96. Strategy and Explanation: (a) The molecular geometry of the SO2 molecule is determined in
the solution for SO2 (18 e–) The VSEPR formula is AX2E1, so the electron-pair geometry is
triangular planar, and the molecular geometry is angular (120°).
The asymmetric shape of the SO2 molecule means that it is polar. Therefore, the strongest
intermolecular forces between molecules in solid and liquid SO2 are dipole-dipole forces. All
molecules experience London forces, so that force is also part of the attractions in the liquid and
solid states of SO2 .
(b) The normal boiling point is smaller when the intermolecular attractions are weaker. The
normal boiling point is larger when the intermolecular attractions are stronger.
CH4 (–161.5 °C) < NH3 (– 33.4 °C) < SO2 (–10 °C) < H2O (100 °C)

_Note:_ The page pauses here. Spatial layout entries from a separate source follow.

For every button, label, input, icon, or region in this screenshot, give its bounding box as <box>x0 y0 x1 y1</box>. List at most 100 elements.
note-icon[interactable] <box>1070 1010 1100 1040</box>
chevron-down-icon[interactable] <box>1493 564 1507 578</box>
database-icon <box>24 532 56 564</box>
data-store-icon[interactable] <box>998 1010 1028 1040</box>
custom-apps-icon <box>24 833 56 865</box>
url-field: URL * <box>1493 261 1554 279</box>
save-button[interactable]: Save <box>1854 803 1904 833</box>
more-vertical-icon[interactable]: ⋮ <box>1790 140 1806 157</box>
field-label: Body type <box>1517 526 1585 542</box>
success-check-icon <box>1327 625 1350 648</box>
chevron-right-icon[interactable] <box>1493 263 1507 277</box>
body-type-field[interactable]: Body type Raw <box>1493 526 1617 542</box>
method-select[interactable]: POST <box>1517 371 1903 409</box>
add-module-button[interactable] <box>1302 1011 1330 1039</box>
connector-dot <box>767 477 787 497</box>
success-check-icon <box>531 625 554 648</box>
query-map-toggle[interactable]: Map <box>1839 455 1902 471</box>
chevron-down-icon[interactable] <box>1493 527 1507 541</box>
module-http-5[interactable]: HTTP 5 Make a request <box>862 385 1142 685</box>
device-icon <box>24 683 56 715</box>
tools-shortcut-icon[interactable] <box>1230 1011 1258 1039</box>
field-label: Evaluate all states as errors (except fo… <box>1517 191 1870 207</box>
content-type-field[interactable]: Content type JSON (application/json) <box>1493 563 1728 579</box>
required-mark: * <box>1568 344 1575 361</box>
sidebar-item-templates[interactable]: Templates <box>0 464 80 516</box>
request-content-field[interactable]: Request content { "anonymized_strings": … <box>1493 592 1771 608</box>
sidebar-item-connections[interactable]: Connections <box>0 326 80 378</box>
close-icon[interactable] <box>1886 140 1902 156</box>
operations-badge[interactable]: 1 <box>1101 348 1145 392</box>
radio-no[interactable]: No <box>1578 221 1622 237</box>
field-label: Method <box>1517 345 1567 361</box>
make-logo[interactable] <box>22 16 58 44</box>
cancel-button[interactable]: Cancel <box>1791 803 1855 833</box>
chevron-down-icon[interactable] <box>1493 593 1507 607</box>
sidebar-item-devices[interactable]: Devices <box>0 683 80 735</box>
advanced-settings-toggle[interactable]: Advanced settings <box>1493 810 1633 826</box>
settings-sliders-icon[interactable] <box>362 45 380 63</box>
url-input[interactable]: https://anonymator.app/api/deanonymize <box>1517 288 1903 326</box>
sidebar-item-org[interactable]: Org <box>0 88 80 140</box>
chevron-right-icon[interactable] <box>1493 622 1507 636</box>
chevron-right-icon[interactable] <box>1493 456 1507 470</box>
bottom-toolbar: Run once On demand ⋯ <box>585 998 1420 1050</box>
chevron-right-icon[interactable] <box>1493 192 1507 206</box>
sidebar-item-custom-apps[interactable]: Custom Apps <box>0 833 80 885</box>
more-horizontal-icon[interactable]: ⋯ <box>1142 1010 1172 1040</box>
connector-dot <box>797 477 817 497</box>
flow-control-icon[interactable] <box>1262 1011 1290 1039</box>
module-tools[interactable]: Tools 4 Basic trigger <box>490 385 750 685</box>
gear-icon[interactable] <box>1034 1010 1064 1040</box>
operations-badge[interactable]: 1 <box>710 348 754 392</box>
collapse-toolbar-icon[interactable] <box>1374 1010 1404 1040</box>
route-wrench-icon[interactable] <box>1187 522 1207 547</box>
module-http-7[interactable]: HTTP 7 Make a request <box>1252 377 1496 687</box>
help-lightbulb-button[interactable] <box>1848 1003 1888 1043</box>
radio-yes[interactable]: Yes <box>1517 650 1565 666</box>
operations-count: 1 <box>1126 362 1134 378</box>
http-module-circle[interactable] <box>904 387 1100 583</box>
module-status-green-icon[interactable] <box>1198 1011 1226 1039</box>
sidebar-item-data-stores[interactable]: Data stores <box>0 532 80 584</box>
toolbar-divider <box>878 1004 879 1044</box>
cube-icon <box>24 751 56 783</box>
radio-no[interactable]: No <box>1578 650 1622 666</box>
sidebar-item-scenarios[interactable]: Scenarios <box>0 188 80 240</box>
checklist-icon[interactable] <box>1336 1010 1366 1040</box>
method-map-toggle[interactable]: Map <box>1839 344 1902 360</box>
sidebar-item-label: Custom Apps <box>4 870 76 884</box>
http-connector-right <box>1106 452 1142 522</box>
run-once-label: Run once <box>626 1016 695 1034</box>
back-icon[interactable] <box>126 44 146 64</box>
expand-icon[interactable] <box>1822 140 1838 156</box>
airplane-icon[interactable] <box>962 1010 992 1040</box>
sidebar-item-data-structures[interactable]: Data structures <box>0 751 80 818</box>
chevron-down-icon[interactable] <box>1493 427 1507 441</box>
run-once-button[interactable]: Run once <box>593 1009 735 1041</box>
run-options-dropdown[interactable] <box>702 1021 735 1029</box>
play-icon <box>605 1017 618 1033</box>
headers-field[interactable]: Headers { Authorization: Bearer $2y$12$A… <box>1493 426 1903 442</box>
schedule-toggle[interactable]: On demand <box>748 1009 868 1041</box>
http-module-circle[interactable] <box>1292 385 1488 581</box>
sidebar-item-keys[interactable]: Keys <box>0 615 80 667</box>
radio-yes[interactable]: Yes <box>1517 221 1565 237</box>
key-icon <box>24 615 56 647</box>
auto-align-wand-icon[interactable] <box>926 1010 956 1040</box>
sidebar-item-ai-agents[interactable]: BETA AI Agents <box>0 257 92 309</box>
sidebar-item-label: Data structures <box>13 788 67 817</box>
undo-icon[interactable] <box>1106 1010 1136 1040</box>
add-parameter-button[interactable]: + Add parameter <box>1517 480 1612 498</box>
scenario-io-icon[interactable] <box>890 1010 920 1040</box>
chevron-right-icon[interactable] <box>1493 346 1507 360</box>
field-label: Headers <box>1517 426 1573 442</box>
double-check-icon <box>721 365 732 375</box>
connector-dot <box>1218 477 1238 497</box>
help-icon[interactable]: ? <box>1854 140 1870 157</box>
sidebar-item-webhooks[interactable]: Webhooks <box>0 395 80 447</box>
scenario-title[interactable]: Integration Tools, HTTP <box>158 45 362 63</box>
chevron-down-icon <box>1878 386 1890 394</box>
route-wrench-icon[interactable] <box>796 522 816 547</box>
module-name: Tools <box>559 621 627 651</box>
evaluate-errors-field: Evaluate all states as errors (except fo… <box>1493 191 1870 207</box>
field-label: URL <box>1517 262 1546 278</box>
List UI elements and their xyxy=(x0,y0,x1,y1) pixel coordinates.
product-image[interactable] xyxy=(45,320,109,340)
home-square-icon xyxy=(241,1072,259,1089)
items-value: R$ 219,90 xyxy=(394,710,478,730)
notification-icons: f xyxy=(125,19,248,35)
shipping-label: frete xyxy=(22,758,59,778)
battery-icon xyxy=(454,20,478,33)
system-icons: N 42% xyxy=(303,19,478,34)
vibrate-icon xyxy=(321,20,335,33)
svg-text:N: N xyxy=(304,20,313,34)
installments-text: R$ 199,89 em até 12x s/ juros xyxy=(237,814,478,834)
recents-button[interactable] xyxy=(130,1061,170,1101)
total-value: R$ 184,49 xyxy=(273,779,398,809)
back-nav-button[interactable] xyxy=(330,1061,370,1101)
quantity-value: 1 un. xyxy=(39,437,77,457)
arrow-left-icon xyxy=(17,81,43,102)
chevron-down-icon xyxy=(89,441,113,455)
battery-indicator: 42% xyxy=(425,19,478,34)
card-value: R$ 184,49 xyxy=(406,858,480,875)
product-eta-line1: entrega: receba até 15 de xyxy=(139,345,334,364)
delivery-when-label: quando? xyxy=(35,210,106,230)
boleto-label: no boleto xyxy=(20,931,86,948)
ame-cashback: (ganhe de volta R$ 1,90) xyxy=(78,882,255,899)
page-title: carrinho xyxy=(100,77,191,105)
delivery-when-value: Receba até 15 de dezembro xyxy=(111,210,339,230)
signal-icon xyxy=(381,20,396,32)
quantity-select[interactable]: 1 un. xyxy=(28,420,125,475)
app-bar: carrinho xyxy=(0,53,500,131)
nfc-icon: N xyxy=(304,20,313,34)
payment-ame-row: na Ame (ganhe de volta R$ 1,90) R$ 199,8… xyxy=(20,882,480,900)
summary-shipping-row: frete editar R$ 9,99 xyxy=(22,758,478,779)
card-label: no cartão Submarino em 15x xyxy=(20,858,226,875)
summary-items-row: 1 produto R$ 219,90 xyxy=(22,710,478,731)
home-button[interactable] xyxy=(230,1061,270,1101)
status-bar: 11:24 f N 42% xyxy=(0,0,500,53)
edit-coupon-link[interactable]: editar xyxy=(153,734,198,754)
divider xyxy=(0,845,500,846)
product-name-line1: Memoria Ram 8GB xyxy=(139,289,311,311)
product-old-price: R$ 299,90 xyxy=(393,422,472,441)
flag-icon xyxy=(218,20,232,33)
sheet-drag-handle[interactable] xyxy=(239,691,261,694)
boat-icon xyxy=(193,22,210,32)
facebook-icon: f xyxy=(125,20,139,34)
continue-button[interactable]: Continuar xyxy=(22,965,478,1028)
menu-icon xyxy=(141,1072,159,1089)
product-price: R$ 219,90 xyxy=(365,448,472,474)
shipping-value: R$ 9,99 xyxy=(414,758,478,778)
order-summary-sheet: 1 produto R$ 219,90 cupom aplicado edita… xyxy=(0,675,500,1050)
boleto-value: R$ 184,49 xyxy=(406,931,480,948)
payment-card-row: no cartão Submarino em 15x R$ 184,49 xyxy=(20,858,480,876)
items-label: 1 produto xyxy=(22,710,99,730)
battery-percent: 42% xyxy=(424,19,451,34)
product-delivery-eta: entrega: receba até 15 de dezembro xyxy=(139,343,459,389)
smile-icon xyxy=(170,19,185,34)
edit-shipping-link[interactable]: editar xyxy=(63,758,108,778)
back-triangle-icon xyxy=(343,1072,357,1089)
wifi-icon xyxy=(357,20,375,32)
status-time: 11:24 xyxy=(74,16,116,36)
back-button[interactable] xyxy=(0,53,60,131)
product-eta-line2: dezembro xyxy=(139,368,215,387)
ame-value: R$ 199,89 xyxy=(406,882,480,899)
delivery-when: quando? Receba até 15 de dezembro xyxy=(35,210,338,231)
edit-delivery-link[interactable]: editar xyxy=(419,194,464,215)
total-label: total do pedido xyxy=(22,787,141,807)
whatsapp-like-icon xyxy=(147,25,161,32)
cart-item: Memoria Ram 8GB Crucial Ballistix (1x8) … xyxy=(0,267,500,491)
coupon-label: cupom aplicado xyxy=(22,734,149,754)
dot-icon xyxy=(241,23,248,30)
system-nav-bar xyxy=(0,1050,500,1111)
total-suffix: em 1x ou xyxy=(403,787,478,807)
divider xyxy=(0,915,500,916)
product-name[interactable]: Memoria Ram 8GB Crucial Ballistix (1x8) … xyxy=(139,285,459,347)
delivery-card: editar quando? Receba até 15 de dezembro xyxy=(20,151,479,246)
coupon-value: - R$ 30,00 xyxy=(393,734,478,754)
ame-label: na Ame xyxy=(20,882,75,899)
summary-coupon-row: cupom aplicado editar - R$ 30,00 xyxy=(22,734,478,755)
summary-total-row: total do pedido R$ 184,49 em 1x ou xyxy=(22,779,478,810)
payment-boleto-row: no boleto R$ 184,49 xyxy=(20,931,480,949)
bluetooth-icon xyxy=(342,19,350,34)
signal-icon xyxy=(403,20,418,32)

Answer Check: Ordering the molecules by boiling points indicates that the
intermolecular attractions in SO2 are stronger than the attractions in NH3. This is probably a
result of variable size. The molar mass of SO2 is 64 g/mol, but the molar mass of NH3 is only 17
g/mol. SO2 has three atoms from period two and NH3 has only one atom from period two. So it
makes sense SO2 molecules may have significant enough London forces to be more attractive to
each other than are tiny, polar molecules of NH3 undergoing hydrogen bonding.